The impact of the IAT project on the town's schools is cited as one of its most successful elements. Gerry Collison, however, is not so sure. "While there have been some notable successes, the overall impression is that Ennis is not that far ahead of the rest of the country in bringing IT to the classroom. Teachers who have become involved have done so on a voluntary basis and much of the technology installed four years ago is now widely available in other towns across the country."
Green Party member Dónal O'Bearra is more upbeat. "The results of having a generation where computers are educational aids and tools may not bear fruit for a further five years, but this latent potential will serve Ennis well in years to come." This view is shared by school principal Gary Stack, who says the project has had a significant impact on pupils at Ennis National School. "One aspect of the project which has been stymied, however, is the population's interaction with the public sector, particularly local government.
"Four years on, Ennis UDC has no functioning website, while Clare County Council's site has only become live in the last number of weeks." Over the past 12 months, both local authorities have been developing an IT project, EOLAS, but it has yet to go live. A notable exception to the unimpressive contribution from the public sector is the local public library where free Internet access is available on a large number of terminals. Equipped also with a very impressive website, Internet access from the library is extremely popular, though, ironically, the free service has resulted in the closure of the town's only Internet Café.
Despite early promises, the jobs dividend from the project has not materialised and the number of jobs created in IT is comparable to other towns of similar size. In an attempt to address this, a year ago a special sub-committee of the IAT, Industry Ennis, began a campaign to attract knowledge-based industry. In tandem with the campaign, Shannon Development has lodged a planning application for a £120-million Information Age Park, with the potential for 3,500 jobs. However, since the campaign and the notion of the Information Age Park were conceived, the economic climate has changed radically.

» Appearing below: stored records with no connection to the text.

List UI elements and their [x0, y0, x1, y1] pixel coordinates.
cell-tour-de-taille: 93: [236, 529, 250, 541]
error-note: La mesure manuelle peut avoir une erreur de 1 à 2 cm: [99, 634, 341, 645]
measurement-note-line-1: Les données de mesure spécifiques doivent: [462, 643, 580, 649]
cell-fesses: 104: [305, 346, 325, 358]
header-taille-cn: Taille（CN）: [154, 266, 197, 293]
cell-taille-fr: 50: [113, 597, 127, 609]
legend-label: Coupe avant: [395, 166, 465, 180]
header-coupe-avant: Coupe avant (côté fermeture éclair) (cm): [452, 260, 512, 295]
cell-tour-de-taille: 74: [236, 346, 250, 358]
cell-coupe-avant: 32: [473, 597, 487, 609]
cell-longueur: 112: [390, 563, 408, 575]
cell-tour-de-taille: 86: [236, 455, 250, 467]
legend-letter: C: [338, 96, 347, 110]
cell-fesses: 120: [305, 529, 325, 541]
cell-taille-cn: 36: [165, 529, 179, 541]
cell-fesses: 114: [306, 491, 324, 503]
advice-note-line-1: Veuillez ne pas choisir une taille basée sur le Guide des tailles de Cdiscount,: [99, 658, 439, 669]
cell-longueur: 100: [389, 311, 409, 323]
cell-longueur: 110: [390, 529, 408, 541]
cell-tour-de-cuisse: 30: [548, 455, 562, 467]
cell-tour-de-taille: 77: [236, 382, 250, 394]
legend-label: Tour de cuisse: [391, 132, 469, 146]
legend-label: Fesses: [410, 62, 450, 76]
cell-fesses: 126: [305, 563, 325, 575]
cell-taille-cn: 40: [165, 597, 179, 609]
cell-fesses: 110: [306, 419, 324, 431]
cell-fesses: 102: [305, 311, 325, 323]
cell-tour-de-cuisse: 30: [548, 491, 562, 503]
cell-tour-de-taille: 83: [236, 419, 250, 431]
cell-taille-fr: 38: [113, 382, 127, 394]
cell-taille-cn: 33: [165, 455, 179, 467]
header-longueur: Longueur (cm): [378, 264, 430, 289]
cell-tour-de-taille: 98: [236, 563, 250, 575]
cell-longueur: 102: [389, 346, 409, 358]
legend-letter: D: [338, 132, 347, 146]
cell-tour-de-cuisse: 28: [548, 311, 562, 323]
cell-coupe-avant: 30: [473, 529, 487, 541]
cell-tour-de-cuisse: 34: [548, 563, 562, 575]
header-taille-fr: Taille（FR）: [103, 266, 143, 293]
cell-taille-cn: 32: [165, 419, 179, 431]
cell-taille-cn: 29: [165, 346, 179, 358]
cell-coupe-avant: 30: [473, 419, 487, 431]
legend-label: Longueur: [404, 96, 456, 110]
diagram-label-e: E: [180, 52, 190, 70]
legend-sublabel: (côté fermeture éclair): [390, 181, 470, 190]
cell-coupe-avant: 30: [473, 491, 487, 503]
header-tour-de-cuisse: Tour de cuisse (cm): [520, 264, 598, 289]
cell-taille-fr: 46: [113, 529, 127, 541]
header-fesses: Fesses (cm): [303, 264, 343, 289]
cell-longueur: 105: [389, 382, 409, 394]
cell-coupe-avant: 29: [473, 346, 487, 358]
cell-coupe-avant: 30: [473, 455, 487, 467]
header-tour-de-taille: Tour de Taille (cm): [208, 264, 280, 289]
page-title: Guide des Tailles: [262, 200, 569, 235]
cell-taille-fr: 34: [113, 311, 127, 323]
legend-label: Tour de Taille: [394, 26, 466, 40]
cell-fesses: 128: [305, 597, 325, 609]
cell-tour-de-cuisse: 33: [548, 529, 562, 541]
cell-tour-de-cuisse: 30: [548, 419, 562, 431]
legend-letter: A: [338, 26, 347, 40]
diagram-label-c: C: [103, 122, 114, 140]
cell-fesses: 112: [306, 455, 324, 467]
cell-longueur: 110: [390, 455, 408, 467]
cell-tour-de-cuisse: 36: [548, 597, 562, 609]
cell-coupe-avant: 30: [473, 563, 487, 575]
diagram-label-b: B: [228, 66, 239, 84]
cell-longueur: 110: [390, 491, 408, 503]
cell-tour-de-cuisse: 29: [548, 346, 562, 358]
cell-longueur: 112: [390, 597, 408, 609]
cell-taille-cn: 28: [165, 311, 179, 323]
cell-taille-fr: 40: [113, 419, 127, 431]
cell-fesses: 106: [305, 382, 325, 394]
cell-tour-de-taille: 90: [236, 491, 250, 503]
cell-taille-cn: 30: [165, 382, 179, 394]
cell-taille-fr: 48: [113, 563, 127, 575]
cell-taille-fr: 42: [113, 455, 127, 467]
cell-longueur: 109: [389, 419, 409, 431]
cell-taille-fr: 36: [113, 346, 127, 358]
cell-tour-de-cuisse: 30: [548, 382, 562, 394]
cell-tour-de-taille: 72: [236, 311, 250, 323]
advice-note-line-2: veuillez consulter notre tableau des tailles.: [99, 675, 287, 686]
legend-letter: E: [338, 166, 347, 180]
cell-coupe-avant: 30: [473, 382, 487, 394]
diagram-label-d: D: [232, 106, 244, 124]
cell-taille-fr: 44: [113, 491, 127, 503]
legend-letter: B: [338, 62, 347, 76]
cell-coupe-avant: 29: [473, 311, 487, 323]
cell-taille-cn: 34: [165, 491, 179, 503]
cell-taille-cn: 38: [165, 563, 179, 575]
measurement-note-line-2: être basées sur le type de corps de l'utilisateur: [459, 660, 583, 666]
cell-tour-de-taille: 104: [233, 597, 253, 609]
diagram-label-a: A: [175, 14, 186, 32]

Despite the downturn, Michael Byrne says negotiations are continuing with 60 companies that have expressed an interest in locating to Ennis. "We remain hopeful of future success," he says. With just over 15 months remaining until the end of 2002, the IAT has more than £2.5 million to spend. With a permanent staff of 25 employed on the IAT project, including marketing, research and technical staff, Byrne says the remainder of the money will go towards promoting use of the technology.
He says the IAT is examining whether to continue in some form after the project concludes. Acknowledging that initial expectations did make it more difficult, Byrne says of the project: "I think it has increased the town's confidence and I would be very confident that there will be a deep, meaningful change as a result of it."